In the final seconds of her routine, Megan stands at the corner of the mat before making a powerful run to the center and ending in a hands-free flip that lands her facing the judges who will critique her technique, power and intensity. 


To the novice martial arts spectator, there might be confusion as to whether Megan competes in martial arts, ballet or gymnastics?  The answer is all three.


“I actually competed in gymnastics for 12 years before I was drawn to martial arts,” Megan explains. “I enjoyed how martial arts blends karate and gymnastics.”


Megan participated in gymnastics from age three until she was 14 years old.  During that time, she had the opportunity to train with Bela and Martha Karolyi at their Huntsville gymnastics camp.  She also trained at the same gymnastics facility as Olympic Champion Simone Biles.


But Megan decided she wanted more than gymnastics allowed.  That’s when she found martial arts.


 Megan Thompson “There are various forms of martial arts, but I compete in Traditional Form, Korean, Traditional Weapons and my favorite, Creative Form,” Megan explains. “I enjoy Creative Form because it’s a combination of karate and music.  It’s a lot like the gymnastic events that use music with the routine.  I guess it’s like karate with a beat.”


Once Megan set her sights on martial arts, it didn’t take long for her instructors to recognize her talent.  She started learning karate in January of 2015 and two months later, her instructor encouraged her to compete for the USA World Team.


“I had to learn fast because it was already March and the trials were in May,” Megan recalls. “If I qualified, the finals were in October.”


Megan Thompson Obviously, Megan is a fast learner because she breezed through the trials, advanced to the finals and then earned herself a spot on the USA Team heading to Spain.


“Spain was gorgeous,” she remembers. “The food was delicious. The architecture was amazing.  We saw the most beautiful church with vaulted ceilings and beautiful arches.”

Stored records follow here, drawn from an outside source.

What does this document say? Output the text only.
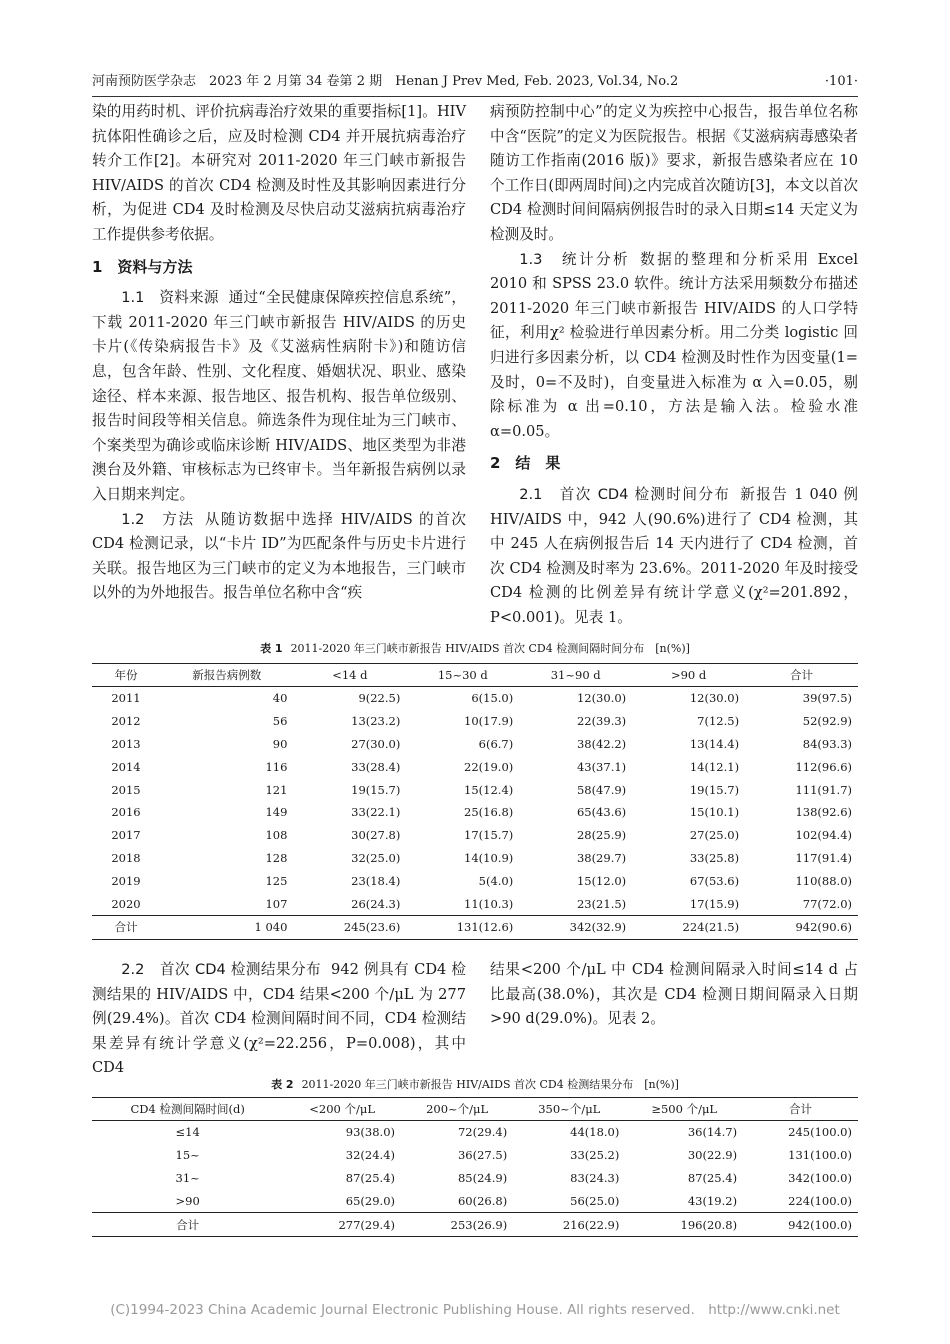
河南预防医学杂志　2023 年 2 月第 34 卷第 2 期　Henan J Prev Med, Feb. 2023, Vol.34, No.2	·101·

染的用药时机、评价抗病毒治疗效果的重要指标[1]。HIV 抗体阳性确诊之后，应及时检测 CD4 并开展抗病毒治疗转介工作[2]。本研究对 2011-2020 年三门峡市新报告 HIV/AIDS 的首次 CD4 检测及时性及其影响因素进行分析，为促进 CD4 及时检测及尽快启动艾滋病抗病毒治疗工作提供参考依据。

1　资料与方法

1.1　资料来源 通过“全民健康保障疾控信息系统”，下载 2011-2020 年三门峡市新报告 HIV/AIDS 的历史卡片(《传染病报告卡》及《艾滋病性病附卡》)和随访信息，包含年龄、性别、文化程度、婚姻状况、职业、感染途径、样本来源、报告地区、报告机构、报告单位级别、报告时间段等相关信息。筛选条件为现住址为三门峡市、个案类型为确诊或临床诊断 HIV/AIDS、地区类型为非港澳台及外籍、审核标志为已终审卡。当年新报告病例以录入日期来判定。

1.2　方法 从随访数据中选择 HIV/AIDS 的首次 CD4 检测记录，以“卡片 ID”为匹配条件与历史卡片进行关联。报告地区为三门峡市的定义为本地报告，三门峡市以外的为外地报告。报告单位名称中含“疾

病预防控制中心”的定义为疾控中心报告，报告单位名称中含“医院”的定义为医院报告。根据《艾滋病病毒感染者随访工作指南(2016 版)》要求，新报告感染者应在 10 个工作日(即两周时间)之内完成首次随访[3]，本文以首次 CD4 检测时间间隔病例报告时的录入日期≤14 天定义为检测及时。

1.3　统计分析 数据的整理和分析采用 Excel 2010 和 SPSS 23.0 软件。统计方法采用频数分布描述 2011-2020 年三门峡市新报告 HIV/AIDS 的人口学特征，利用χ² 检验进行单因素分析。用二分类 logistic 回归进行多因素分析，以 CD4 检测及时性作为因变量(1=及时，0=不及时)，自变量进入标准为 α 入=0.05，剔除标准为 α 出=0.10，方法是输入法。检验水准 α=0.05。

2　结　果

2.1　首次 CD4 检测时间分布 新报告 1 040 例 HIV/AIDS 中，942 人(90.6%)进行了 CD4 检测，其中 245 人在病例报告后 14 天内进行了 CD4 检测，首次 CD4 检测及时率为 23.6%。2011-2020 年及时接受 CD4 检测的比例差异有统计学意义(χ²=201.892，P<0.001)。见表 1。

表 1 2011-2020 年三门峡市新报告 HIV/AIDS 首次 CD4 检测间隔时间分布　[n(%)]
年份	新报告病例数	<14 d	15~30 d	31~90 d	>90 d	合计
2011	40	9(22.5)	6(15.0)	12(30.0)	12(30.0)	39(97.5)
2012	56	13(23.2)	10(17.9)	22(39.3)	7(12.5)	52(92.9)
2013	90	27(30.0)	6(6.7)	38(42.2)	13(14.4)	84(93.3)
2014	116	33(28.4)	22(19.0)	43(37.1)	14(12.1)	112(96.6)
2015	121	19(15.7)	15(12.4)	58(47.9)	19(15.7)	111(91.7)
2016	149	33(22.1)	25(16.8)	65(43.6)	15(10.1)	138(92.6)
2017	108	30(27.8)	17(15.7)	28(25.9)	27(25.0)	102(94.4)
2018	128	32(25.0)	14(10.9)	38(29.7)	33(25.8)	117(91.4)
2019	125	23(18.4)	5(4.0)	15(12.0)	67(53.6)	110(88.0)
2020	107	26(24.3)	11(10.3)	23(21.5)	17(15.9)	77(72.0)
合计	1 040	245(23.6)	131(12.6)	342(32.9)	224(21.5)	942(90.6)

2.2　首次 CD4 检测结果分布 942 例具有 CD4 检测结果的 HIV/AIDS 中，CD4 结果<200 个/μL 为 277 例(29.4%)。首次 CD4 检测间隔时间不同，CD4 检测结果差异有统计学意义(χ²=22.256，P=0.008)，其中 CD4

结果<200 个/μL 中 CD4 检测间隔录入时间≤14 d 占比最高(38.0%)，其次是 CD4 检测日期间隔录入日期>90 d(29.0%)。见表 2。

表 2 2011-2020 年三门峡市新报告 HIV/AIDS 首次 CD4 检测结果分布　[n(%)]
CD4 检测间隔时间(d)	<200 个/μL	200~个/μL	350~个/μL	≥500 个/μL	合计
≤14	93(38.0)	72(29.4)	44(18.0)	36(14.7)	245(100.0)
15~	32(24.4)	36(27.5)	33(25.2)	30(22.9)	131(100.0)
31~	87(25.4)	85(24.9)	83(24.3)	87(25.4)	342(100.0)
>90	65(29.0)	60(26.8)	56(25.0)	43(19.2)	224(100.0)
合计	277(29.4)	253(26.9)	216(22.9)	196(20.8)	942(100.0)
(C)1994-2023 China Academic Journal Electronic Publishing House. All rights reserved.　http://www.cnki.net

Being in a foreign country wasn’t frightening for Megan.


“I had no fear in Spain,” she admits.  “We were all from different countries but we enjoyed hanging out together.  None of us were afraid.  We walked all over the city at night. I can’t wait for all of us to explore Ireland together.”


Megan is also looking forward to one of the traditions of World Championships -- exchanging team T-shirts.


“I’ve got T-shirts from Lebanon, Scotland, Germany, Wales and England,” she says. “I’m bringing at least five extra T-shirts to Ireland so I’ll have plenty to share.  It’s really cool.”


Hopefully, Megan will share some of her T-shirts with her four older brothers and sisters. After all, their involvement in sports probably toughened up their little sister.


“All of my brothers and sisters were involved in sports in some way,” she said.  “But my brothers keep reminding me that they can still take me down no matter how many trophies I win.”


Megan admits that her room is getting crowded with her martial arts trophies. But there is one trophy she is especially proud of.


“It’s my trophy for winning the Junior Warrior Cup at the American Association Meet in Chicago,” Megan says.  “I guess that one is my most significant award.”


But Megan is quick to add that she would not be receiving the awards if not for her coaches and parents.


Megan’s first coach was Johnny Peavy at Kingwood Top Kick Karate.  She credits him for getting her started in martial arts.


Her current coach is Rommel Gargoles whom she calls “Master G.”


“He is patient and kind and understands my limitations, but he pushes me to exceed those limitations,” Megan explains. “Master G believes in me.”


Another person who believes in Megan is her mother, Sheri Bush, who has taught in NCISD for 20 years.


“I have to admit that it broke my heart when Megan left gymnastics,” Ms. Bush admits. “But I’m so proud of how much she’s accomplished in martial arts.”


The role of the mother of a world class athlete is fairly simple, she adds.


“My job is to cheer her on and get her to where ever she needs to be.” Even if Megan needs to be 4,507 miles away.